I am reading A Mathematical Theory of Communication. The second requirement of an ergodic process confuses me (emphasis mine):

All the examples of artificial languages given above are ergodic. This property is related to the structure of the corresponding graph. If the graph has the following two properties the corresponding process will be ergodic:

  1. The graph does not consist of two isolated parts $A$ and $B$ such that it is impossible to go from junction points in part $A$ to junction points in part $B$ along lines of the graph in the direction of arrows and also impossible to go from junctions in part $B$ to junctions in part $A$.

  2. A closed series of lines in the graph with all arrows on the lines pointing in the same orientation will be called a “circuit.” The “length” of a circuit is the number of lines in it. Thus in Fig. 5 series BEBES is a circuit of length 5. The second property required is that the greatest common divisor of the lengths of all circuits in the graph be one.

The author later elaborates

If the first condition is satisfied but the second one violated by having the greatest common divisor equal to $d > 1$, the sequences have a certain type of periodic structure. The various sequences fall into $d$ different classes which are statistically the same apart from a shift of the origin (i.e., which letter in the sequence is called letter 1). By a shift of from $0$ up to $d - 1$ any sequence can be made statistically equivalent to any other. A simple example with $d =2$ is the following: There are three possible letters $a, b, c$. Letter $a$ is followed with either $b$ or $c$ with probabilities $\frac{1}{3}$ and $\frac{2}{3}$ respectively. Either $b$ or $c$ is always followed by letter $a$. Thus a typical sequence is


This type of situation is not of much importance for our work.

But unfortunately, I still didn't get his point. Can you show me how to perform "a shift of from $0$ up to $d - 1$" to make two sequences statistically equivalent?

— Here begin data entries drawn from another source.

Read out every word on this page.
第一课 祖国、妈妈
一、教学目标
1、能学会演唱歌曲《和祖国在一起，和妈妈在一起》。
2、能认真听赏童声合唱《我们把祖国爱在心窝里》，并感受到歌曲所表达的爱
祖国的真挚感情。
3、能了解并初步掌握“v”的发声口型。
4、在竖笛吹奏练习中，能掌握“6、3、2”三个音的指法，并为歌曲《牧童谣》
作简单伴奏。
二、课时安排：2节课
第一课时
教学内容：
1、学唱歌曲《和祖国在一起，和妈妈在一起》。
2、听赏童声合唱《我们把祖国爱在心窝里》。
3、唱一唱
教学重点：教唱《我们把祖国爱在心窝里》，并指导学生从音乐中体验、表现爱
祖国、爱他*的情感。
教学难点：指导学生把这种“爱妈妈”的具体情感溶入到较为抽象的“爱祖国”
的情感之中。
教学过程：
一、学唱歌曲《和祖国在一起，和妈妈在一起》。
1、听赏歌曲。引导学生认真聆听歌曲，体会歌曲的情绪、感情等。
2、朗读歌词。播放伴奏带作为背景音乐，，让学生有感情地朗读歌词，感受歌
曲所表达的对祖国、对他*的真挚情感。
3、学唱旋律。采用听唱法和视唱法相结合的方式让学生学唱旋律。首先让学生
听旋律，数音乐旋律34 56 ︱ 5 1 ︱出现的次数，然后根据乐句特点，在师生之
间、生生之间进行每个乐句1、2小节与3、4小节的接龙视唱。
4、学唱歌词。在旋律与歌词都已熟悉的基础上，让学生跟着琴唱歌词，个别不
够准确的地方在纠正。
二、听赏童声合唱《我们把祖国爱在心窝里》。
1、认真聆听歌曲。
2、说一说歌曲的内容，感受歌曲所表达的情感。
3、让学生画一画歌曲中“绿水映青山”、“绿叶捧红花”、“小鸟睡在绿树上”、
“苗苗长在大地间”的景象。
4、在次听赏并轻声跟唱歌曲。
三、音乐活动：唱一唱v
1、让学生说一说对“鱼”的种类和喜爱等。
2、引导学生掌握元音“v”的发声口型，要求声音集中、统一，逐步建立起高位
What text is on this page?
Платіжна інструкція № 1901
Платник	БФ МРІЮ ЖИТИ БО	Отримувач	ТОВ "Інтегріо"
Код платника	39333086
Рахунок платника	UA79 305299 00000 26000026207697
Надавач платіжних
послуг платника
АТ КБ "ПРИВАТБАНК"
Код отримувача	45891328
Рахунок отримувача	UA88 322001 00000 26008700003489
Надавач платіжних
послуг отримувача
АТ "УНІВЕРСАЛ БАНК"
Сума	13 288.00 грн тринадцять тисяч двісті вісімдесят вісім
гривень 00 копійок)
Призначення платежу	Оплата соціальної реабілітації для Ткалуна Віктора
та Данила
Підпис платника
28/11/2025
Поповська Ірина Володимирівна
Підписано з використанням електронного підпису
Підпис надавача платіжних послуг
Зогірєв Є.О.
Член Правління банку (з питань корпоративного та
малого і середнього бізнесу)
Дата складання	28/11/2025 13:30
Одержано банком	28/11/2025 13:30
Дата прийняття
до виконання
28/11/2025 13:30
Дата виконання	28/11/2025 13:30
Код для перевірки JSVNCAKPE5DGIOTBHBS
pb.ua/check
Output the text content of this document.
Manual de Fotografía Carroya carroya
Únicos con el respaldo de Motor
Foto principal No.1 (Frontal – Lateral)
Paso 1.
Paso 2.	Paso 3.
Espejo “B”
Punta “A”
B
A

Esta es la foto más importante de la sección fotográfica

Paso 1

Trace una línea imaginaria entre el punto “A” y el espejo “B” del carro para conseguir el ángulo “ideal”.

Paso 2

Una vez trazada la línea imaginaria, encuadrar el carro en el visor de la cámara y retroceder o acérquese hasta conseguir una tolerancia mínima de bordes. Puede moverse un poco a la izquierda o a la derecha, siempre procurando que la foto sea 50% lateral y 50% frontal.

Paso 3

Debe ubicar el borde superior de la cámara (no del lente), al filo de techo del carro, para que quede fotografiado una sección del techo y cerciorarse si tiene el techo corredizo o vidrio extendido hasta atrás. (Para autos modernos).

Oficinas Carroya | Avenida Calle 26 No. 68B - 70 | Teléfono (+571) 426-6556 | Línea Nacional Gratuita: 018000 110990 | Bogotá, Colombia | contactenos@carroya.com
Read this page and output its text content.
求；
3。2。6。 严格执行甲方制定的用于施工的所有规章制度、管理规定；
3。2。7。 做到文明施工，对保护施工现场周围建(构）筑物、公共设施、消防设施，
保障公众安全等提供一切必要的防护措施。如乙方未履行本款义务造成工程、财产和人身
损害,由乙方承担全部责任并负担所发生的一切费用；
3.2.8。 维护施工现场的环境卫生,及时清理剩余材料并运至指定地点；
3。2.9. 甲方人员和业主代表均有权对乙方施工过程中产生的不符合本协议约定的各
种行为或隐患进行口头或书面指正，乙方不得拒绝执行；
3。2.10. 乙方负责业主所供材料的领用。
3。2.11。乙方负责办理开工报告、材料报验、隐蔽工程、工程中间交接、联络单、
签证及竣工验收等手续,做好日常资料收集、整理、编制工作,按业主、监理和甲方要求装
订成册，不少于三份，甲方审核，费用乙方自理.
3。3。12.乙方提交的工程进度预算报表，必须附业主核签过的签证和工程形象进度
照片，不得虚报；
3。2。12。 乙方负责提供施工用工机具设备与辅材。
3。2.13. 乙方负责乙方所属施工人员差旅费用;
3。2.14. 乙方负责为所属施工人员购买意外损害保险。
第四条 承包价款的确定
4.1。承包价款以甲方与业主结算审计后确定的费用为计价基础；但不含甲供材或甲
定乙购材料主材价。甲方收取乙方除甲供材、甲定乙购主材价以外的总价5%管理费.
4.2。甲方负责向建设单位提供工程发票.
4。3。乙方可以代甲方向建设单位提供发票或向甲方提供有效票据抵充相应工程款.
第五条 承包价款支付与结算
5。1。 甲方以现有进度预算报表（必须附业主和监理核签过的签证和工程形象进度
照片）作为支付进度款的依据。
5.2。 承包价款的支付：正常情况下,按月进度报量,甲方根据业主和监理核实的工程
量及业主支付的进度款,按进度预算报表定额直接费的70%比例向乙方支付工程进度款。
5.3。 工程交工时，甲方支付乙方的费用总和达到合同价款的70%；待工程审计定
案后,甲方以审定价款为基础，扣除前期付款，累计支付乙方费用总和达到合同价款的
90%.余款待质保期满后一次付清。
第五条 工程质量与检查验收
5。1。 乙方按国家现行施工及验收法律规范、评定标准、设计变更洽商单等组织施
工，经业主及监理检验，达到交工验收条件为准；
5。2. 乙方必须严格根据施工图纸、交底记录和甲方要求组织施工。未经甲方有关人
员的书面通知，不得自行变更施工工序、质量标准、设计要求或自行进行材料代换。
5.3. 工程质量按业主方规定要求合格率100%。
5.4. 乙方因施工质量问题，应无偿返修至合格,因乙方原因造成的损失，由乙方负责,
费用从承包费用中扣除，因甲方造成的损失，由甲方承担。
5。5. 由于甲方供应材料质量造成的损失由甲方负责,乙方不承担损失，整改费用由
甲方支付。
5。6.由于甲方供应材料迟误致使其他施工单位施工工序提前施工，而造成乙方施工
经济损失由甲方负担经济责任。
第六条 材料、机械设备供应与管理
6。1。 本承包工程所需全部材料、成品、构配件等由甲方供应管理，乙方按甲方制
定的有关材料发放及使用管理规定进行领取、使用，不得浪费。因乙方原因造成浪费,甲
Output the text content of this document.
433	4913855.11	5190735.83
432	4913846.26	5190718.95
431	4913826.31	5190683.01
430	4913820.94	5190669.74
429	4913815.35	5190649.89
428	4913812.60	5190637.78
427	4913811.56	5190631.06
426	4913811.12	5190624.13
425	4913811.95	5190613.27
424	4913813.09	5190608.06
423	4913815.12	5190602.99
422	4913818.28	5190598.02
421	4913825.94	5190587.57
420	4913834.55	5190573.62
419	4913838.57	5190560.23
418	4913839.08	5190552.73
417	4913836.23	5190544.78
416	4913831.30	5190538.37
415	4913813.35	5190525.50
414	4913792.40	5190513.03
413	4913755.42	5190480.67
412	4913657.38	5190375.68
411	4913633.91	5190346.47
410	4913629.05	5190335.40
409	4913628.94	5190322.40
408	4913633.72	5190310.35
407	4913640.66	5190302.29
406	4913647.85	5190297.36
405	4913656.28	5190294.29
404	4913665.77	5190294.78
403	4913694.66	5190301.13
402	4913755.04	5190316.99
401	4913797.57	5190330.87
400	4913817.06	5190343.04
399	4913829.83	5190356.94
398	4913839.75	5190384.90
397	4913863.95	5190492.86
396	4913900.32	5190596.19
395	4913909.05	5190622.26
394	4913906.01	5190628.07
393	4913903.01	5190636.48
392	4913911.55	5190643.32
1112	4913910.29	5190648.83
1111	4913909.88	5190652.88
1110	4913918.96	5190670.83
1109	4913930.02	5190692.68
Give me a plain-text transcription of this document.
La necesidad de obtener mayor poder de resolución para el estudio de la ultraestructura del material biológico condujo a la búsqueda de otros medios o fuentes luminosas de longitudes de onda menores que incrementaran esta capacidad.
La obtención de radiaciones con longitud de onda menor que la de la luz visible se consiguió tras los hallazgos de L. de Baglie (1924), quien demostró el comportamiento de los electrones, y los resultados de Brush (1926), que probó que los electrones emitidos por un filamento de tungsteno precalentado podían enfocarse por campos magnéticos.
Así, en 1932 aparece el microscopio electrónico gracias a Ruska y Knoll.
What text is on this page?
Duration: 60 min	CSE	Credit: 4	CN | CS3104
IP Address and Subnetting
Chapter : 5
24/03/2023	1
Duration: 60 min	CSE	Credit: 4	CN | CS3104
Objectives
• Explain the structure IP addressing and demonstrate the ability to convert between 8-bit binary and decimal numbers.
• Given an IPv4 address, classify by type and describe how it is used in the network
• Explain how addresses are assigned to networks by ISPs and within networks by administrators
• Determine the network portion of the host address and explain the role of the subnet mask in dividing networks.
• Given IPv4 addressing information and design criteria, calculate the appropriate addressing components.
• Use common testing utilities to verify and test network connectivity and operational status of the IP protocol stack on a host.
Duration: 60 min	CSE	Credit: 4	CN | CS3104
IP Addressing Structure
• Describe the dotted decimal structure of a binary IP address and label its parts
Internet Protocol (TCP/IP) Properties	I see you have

In fact, the process already seems ergodic to me, but that's just my intuition, and I cannot justify my argument with rigorous reasoning.

In addition, what makes the above-mentioned process not of much importance in communication?


1 Answer 1


This is my understanding: the statistics of the source described in the paper depend on which character is produced first. If the first character is $a$, then one of the source properties is that letters in odd positions are always $a$. However, if the first letter is $b$ (in other words, a shift of $1$ in the circuit), then letters in odd positions can be either $b$ or $c$. This is what makes the source non-ergodic.

Note that the statistics when choosing $b$ as first letter and $c$ as first letter are exactly the same. In other words, there are $d=2$ different classes of sequences, and those in each class have the same statistics.

Regarding the importance of these sources: for one, Shannon's theorems depend on the source being ergodic. From a more practical standpoint (and this is purely my interpretation), non-ergodic sources are not good models for real-world processes; referring back to the example, no practical language produces repeated letters in a fixed periodic pattern.

I recommend reading "An Introduction to Information Theory: Symbols, Signals and Noise" by John R. Pierce, along with Shannon's paper. It explains many of the concepts in the paper in a very didactic manner. For example, it takes four pages to very clearly explain ergoidc sources, with nice examples.